Evaluation of Physical and Mechanical Properties of Cu/Cr2O3 Nanocomposite Produced by Mechanical Alloying and Internal Oxidation

It is well known that Cu/Al2O3 nanocomposites have high potential for use in structural,electrical applications which enhanced mechanical characteristics are required. In the present work, in order to improve the in-situ oxidation kinetic of solute element, chromium was used instead of aluminum. At the initial stage, elemental Cu and Cr powders were mechanically alloyed for 60h under argon atmosphere. It was followed by mechanically milling of Cu-Cr pre-alloyed and Cu2O powders. The nanocomposite specimens, containing different amounts of Cr2O3, depending on the Cr content in the range of 1-3 wt. %, were produced by in-situ oxidation of Cu-Cr pre-alloyed powders.

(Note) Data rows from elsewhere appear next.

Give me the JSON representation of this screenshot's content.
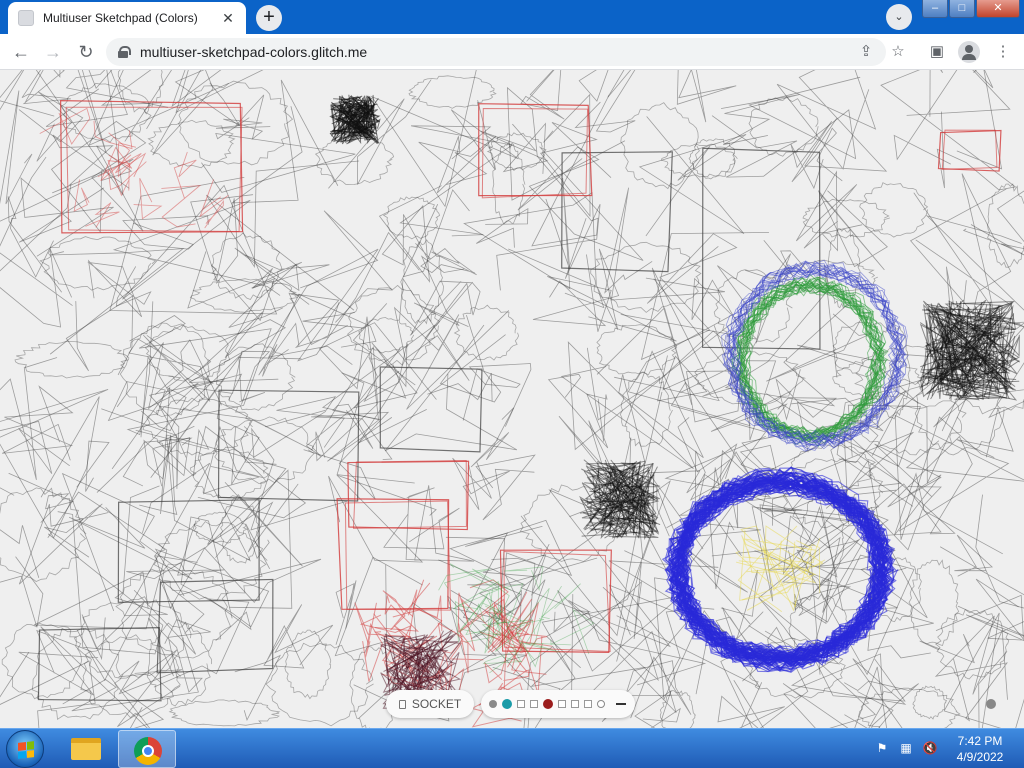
{
  "browser": {
    "tab_title": "Multiuser Sketchpad (Colors)",
    "tab_close": "✕",
    "new_tab": "+",
    "tab_search": "⌄",
    "url": "multiuser-sketchpad-colors.glitch.me",
    "nav_icons": {
      "back": "←",
      "forward": "→",
      "reload": "↻"
    },
    "toolbar_icons": {
      "share": "⇪",
      "bookmark": "☆",
      "side_panel": "▣",
      "menu": "⋮"
    },
    "window_controls": {
      "minimize": "–",
      "maximize": "□",
      "close": "✕"
    }
  },
  "sketchpad": {
    "connection_label": "SOCKET",
    "palette": [
      {
        "kind": "dot",
        "color": "#8a8a8a"
      },
      {
        "kind": "dot",
        "color": "#1a9ba8",
        "selected": true
      },
      {
        "kind": "square",
        "color": "#ffffff"
      },
      {
        "kind": "square",
        "color": "#ffffff"
      },
      {
        "kind": "dot",
        "color": "#9b1c1c",
        "selected": true
      },
      {
        "kind": "square",
        "color": "#ffffff"
      },
      {
        "kind": "square",
        "color": "#ffffff"
      },
      {
        "kind": "square",
        "color": "#ffffff"
      },
      {
        "kind": "ring",
        "color": "#ffffff"
      },
      {
        "kind": "bar",
        "color": "#333333"
      }
    ]
  },
  "taskbar": {
    "time": "7:42 PM",
    "date": "4/9/2022",
    "tray_icons": [
      "action-center-flag-icon",
      "network-icon",
      "volume-muted-icon"
    ]
  },
  "colors": {
    "titlebar": "#0b63c8",
    "taskbar": "#2a6cc8",
    "canvas_bg": "#efefef",
    "scribble_gray": "#3a3a3a",
    "scribble_red": "#d23a3a",
    "scribble_blue": "#2a2ad8",
    "scribble_green": "#2e9a3a"
  }
}
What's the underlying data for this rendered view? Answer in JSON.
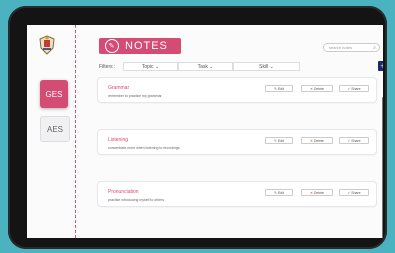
{
  "sidebar": {
    "crest_icon": "crest-icon",
    "tabs": [
      {
        "label": "GES",
        "active": true
      },
      {
        "label": "AES",
        "active": false
      }
    ]
  },
  "header": {
    "title": "NOTES",
    "title_icon": "note-icon",
    "search_placeholder": "search notes"
  },
  "filters": {
    "label": "Filters :",
    "items": [
      "Topic",
      "Task",
      "Skill"
    ]
  },
  "add_label": "+",
  "actions": {
    "edit": "Edit",
    "delete": "Delete",
    "share": "Share"
  },
  "notes": [
    {
      "title": "Grammar",
      "text": "remember to practice my grammar"
    },
    {
      "title": "Listening",
      "text": "concentrate more when listening to recordings"
    },
    {
      "title": "Pronunciation",
      "text": "practise introducing myself to others"
    }
  ],
  "colors": {
    "accent": "#d44b74",
    "primary": "#1a2b6b"
  }
}
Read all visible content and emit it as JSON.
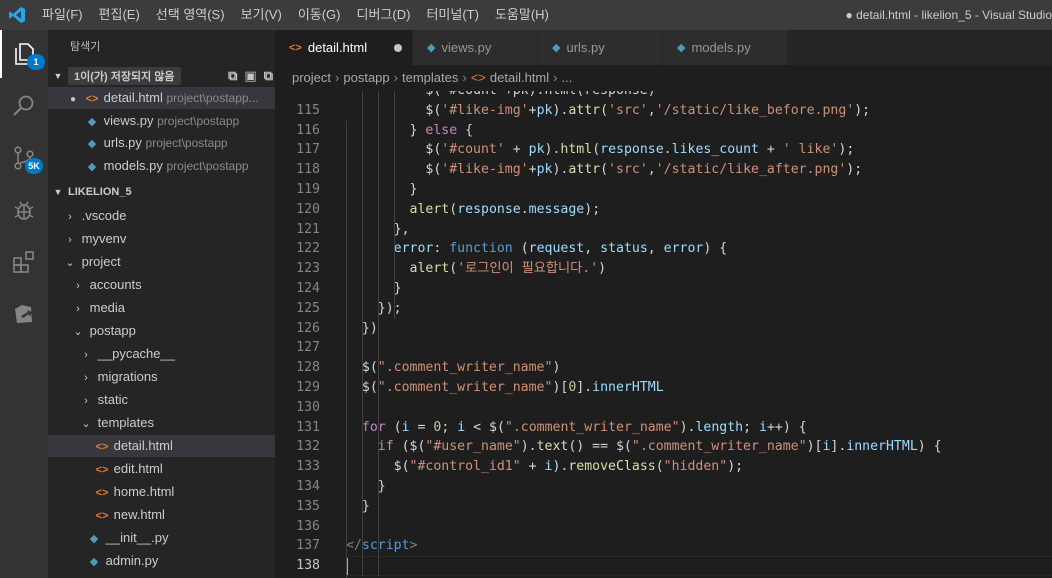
{
  "window": {
    "title": "● detail.html - likelion_5 - Visual Studio"
  },
  "menu": [
    "파일(F)",
    "편집(E)",
    "선택 영역(S)",
    "보기(V)",
    "이동(G)",
    "디버그(D)",
    "터미널(T)",
    "도움말(H)"
  ],
  "activity": {
    "explorer_badge": "1",
    "scm_badge": "5K"
  },
  "sidebar": {
    "title": "탐색기",
    "open_editors": {
      "label": "1이(가) 저장되지 않음",
      "items": [
        {
          "icon": "html",
          "name": "detail.html",
          "path": "project\\postapp...",
          "modified": true,
          "selected": true
        },
        {
          "icon": "py",
          "name": "views.py",
          "path": "project\\postapp"
        },
        {
          "icon": "py",
          "name": "urls.py",
          "path": "project\\postapp"
        },
        {
          "icon": "py",
          "name": "models.py",
          "path": "project\\postapp"
        }
      ]
    },
    "workspace": {
      "label": "LIKELION_5",
      "tree": [
        {
          "indent": 0,
          "type": "folder",
          "open": false,
          "name": ".vscode"
        },
        {
          "indent": 0,
          "type": "folder",
          "open": false,
          "name": "myvenv"
        },
        {
          "indent": 0,
          "type": "folder",
          "open": true,
          "name": "project"
        },
        {
          "indent": 1,
          "type": "folder",
          "open": false,
          "name": "accounts"
        },
        {
          "indent": 1,
          "type": "folder",
          "open": false,
          "name": "media"
        },
        {
          "indent": 1,
          "type": "folder",
          "open": true,
          "name": "postapp"
        },
        {
          "indent": 2,
          "type": "folder",
          "open": false,
          "name": "__pycache__"
        },
        {
          "indent": 2,
          "type": "folder",
          "open": false,
          "name": "migrations"
        },
        {
          "indent": 2,
          "type": "folder",
          "open": false,
          "name": "static"
        },
        {
          "indent": 2,
          "type": "folder",
          "open": true,
          "name": "templates"
        },
        {
          "indent": 3,
          "type": "html",
          "name": "detail.html",
          "selected": true
        },
        {
          "indent": 3,
          "type": "html",
          "name": "edit.html"
        },
        {
          "indent": 3,
          "type": "html",
          "name": "home.html"
        },
        {
          "indent": 3,
          "type": "html",
          "name": "new.html"
        },
        {
          "indent": 2,
          "type": "py",
          "name": "__init__.py"
        },
        {
          "indent": 2,
          "type": "py",
          "name": "admin.py"
        },
        {
          "indent": 2,
          "type": "py",
          "name": ""
        }
      ]
    }
  },
  "tabs": [
    {
      "icon": "html",
      "label": "detail.html",
      "active": true,
      "modified": true
    },
    {
      "icon": "py",
      "label": "views.py"
    },
    {
      "icon": "py",
      "label": "urls.py"
    },
    {
      "icon": "py",
      "label": "models.py"
    }
  ],
  "breadcrumb": {
    "parts": [
      "project",
      "postapp",
      "templates",
      "detail.html",
      "..."
    ]
  },
  "editor": {
    "current_line": 138,
    "lines": [
      {
        "n": "",
        "t": [
          [
            "txt",
            "          "
          ],
          [
            "txt",
            "$('#count'+pk).html(response)"
          ]
        ]
      },
      {
        "n": "115",
        "t": [
          [
            "txt",
            "          $("
          ],
          [
            "str",
            "'#like-img'"
          ],
          [
            "txt",
            "+"
          ],
          [
            "var",
            "pk"
          ],
          [
            "txt",
            ")."
          ],
          [
            "fn",
            "attr"
          ],
          [
            "txt",
            "("
          ],
          [
            "str",
            "'src'"
          ],
          [
            "txt",
            ","
          ],
          [
            "str",
            "'/static/like_before.png'"
          ],
          [
            "txt",
            ");"
          ]
        ]
      },
      {
        "n": "116",
        "t": [
          [
            "txt",
            "        } "
          ],
          [
            "ctl",
            "else"
          ],
          [
            "txt",
            " {"
          ]
        ]
      },
      {
        "n": "117",
        "t": [
          [
            "txt",
            "          $("
          ],
          [
            "str",
            "'#count'"
          ],
          [
            "txt",
            " + "
          ],
          [
            "var",
            "pk"
          ],
          [
            "txt",
            ")."
          ],
          [
            "fn",
            "html"
          ],
          [
            "txt",
            "("
          ],
          [
            "var",
            "response"
          ],
          [
            "txt",
            "."
          ],
          [
            "var",
            "likes_count"
          ],
          [
            "txt",
            " + "
          ],
          [
            "str",
            "' like'"
          ],
          [
            "txt",
            ");"
          ]
        ]
      },
      {
        "n": "118",
        "t": [
          [
            "txt",
            "          $("
          ],
          [
            "str",
            "'#like-img'"
          ],
          [
            "txt",
            "+"
          ],
          [
            "var",
            "pk"
          ],
          [
            "txt",
            ")."
          ],
          [
            "fn",
            "attr"
          ],
          [
            "txt",
            "("
          ],
          [
            "str",
            "'src'"
          ],
          [
            "txt",
            ","
          ],
          [
            "str",
            "'/static/like_after.png'"
          ],
          [
            "txt",
            ");"
          ]
        ]
      },
      {
        "n": "119",
        "t": [
          [
            "txt",
            "        }"
          ]
        ]
      },
      {
        "n": "120",
        "t": [
          [
            "txt",
            "        "
          ],
          [
            "fn",
            "alert"
          ],
          [
            "txt",
            "("
          ],
          [
            "var",
            "response"
          ],
          [
            "txt",
            "."
          ],
          [
            "var",
            "message"
          ],
          [
            "txt",
            ");"
          ]
        ]
      },
      {
        "n": "121",
        "t": [
          [
            "txt",
            "      },"
          ]
        ]
      },
      {
        "n": "122",
        "t": [
          [
            "txt",
            "      "
          ],
          [
            "var",
            "error"
          ],
          [
            "txt",
            ": "
          ],
          [
            "kw",
            "function"
          ],
          [
            "txt",
            " ("
          ],
          [
            "var",
            "request"
          ],
          [
            "txt",
            ", "
          ],
          [
            "var",
            "status"
          ],
          [
            "txt",
            ", "
          ],
          [
            "var",
            "error"
          ],
          [
            "txt",
            ") {"
          ]
        ]
      },
      {
        "n": "123",
        "t": [
          [
            "txt",
            "        "
          ],
          [
            "fn",
            "alert"
          ],
          [
            "txt",
            "("
          ],
          [
            "str",
            "'로그인이 필요합니다.'"
          ],
          [
            "txt",
            ")"
          ]
        ]
      },
      {
        "n": "124",
        "t": [
          [
            "txt",
            "      }"
          ]
        ]
      },
      {
        "n": "125",
        "t": [
          [
            "txt",
            "    });"
          ]
        ]
      },
      {
        "n": "126",
        "t": [
          [
            "txt",
            "  })"
          ]
        ]
      },
      {
        "n": "127",
        "t": []
      },
      {
        "n": "128",
        "t": [
          [
            "txt",
            "  $("
          ],
          [
            "str",
            "\".comment_writer_name\""
          ],
          [
            "txt",
            ")"
          ]
        ]
      },
      {
        "n": "129",
        "t": [
          [
            "txt",
            "  $("
          ],
          [
            "str",
            "\".comment_writer_name\""
          ],
          [
            "txt",
            ")["
          ],
          [
            "num",
            "0"
          ],
          [
            "txt",
            "]."
          ],
          [
            "var",
            "innerHTML"
          ]
        ]
      },
      {
        "n": "130",
        "t": []
      },
      {
        "n": "131",
        "t": [
          [
            "txt",
            "  "
          ],
          [
            "ctl",
            "for"
          ],
          [
            "txt",
            " ("
          ],
          [
            "var",
            "i"
          ],
          [
            "txt",
            " = "
          ],
          [
            "num",
            "0"
          ],
          [
            "txt",
            "; "
          ],
          [
            "var",
            "i"
          ],
          [
            "txt",
            " < $("
          ],
          [
            "str",
            "\".comment_writer_name\""
          ],
          [
            "txt",
            ")."
          ],
          [
            "var",
            "length"
          ],
          [
            "txt",
            "; "
          ],
          [
            "var",
            "i"
          ],
          [
            "txt",
            "++) {"
          ]
        ]
      },
      {
        "n": "132",
        "t": [
          [
            "txt",
            "    "
          ],
          [
            "ctl",
            "if"
          ],
          [
            "txt",
            " ($("
          ],
          [
            "str",
            "\"#user_name\""
          ],
          [
            "txt",
            ")."
          ],
          [
            "fn",
            "text"
          ],
          [
            "txt",
            "() == $("
          ],
          [
            "str",
            "\".comment_writer_name\""
          ],
          [
            "txt",
            ")["
          ],
          [
            "var",
            "i"
          ],
          [
            "txt",
            "]."
          ],
          [
            "var",
            "innerHTML"
          ],
          [
            "txt",
            ") {"
          ]
        ]
      },
      {
        "n": "133",
        "t": [
          [
            "txt",
            "      $("
          ],
          [
            "str",
            "\"#control_id1\""
          ],
          [
            "txt",
            " + "
          ],
          [
            "var",
            "i"
          ],
          [
            "txt",
            ")."
          ],
          [
            "fn",
            "removeClass"
          ],
          [
            "txt",
            "("
          ],
          [
            "str",
            "\"hidden\""
          ],
          [
            "txt",
            ");"
          ]
        ]
      },
      {
        "n": "134",
        "t": [
          [
            "txt",
            "    }"
          ]
        ]
      },
      {
        "n": "135",
        "t": [
          [
            "txt",
            "  }"
          ]
        ]
      },
      {
        "n": "136",
        "t": []
      },
      {
        "n": "137",
        "t": [
          [
            "pun",
            "</"
          ],
          [
            "tag",
            "script"
          ],
          [
            "pun",
            ">"
          ]
        ]
      },
      {
        "n": "138",
        "t": []
      }
    ]
  }
}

To prevent oxidation of very fine powder particles, compacting was firstly conducted in a hot press under 30MPa applied pressure at 400°C in glove box and then a cold pressed at 400MPa. Sintering process was conducted in an argon atmosphere at 900°C for 1h. Physical and mechanical properties such as density, specific electrical resistivity and hardness of nanocomposite specimens were altered with amount of Cr2O3 in Cu matrix. Sliding wear tests were carried out according to ASTM G-99 standard using pin-on-disk equipment at a sliding speed of 0.25m/s and normal load of 20N, in distances of 1000, 2000 and 3000m. The results indicated that wear rate of Cu matrix reinforced with Cr2O3 nano-particles decreased with increasing the amount of Cr in Cu-Cr pre-alloyed powder, while the specific electrical resistivity increased. The structure and characteristics of powders were examined by scanning electron microscopy (SEM).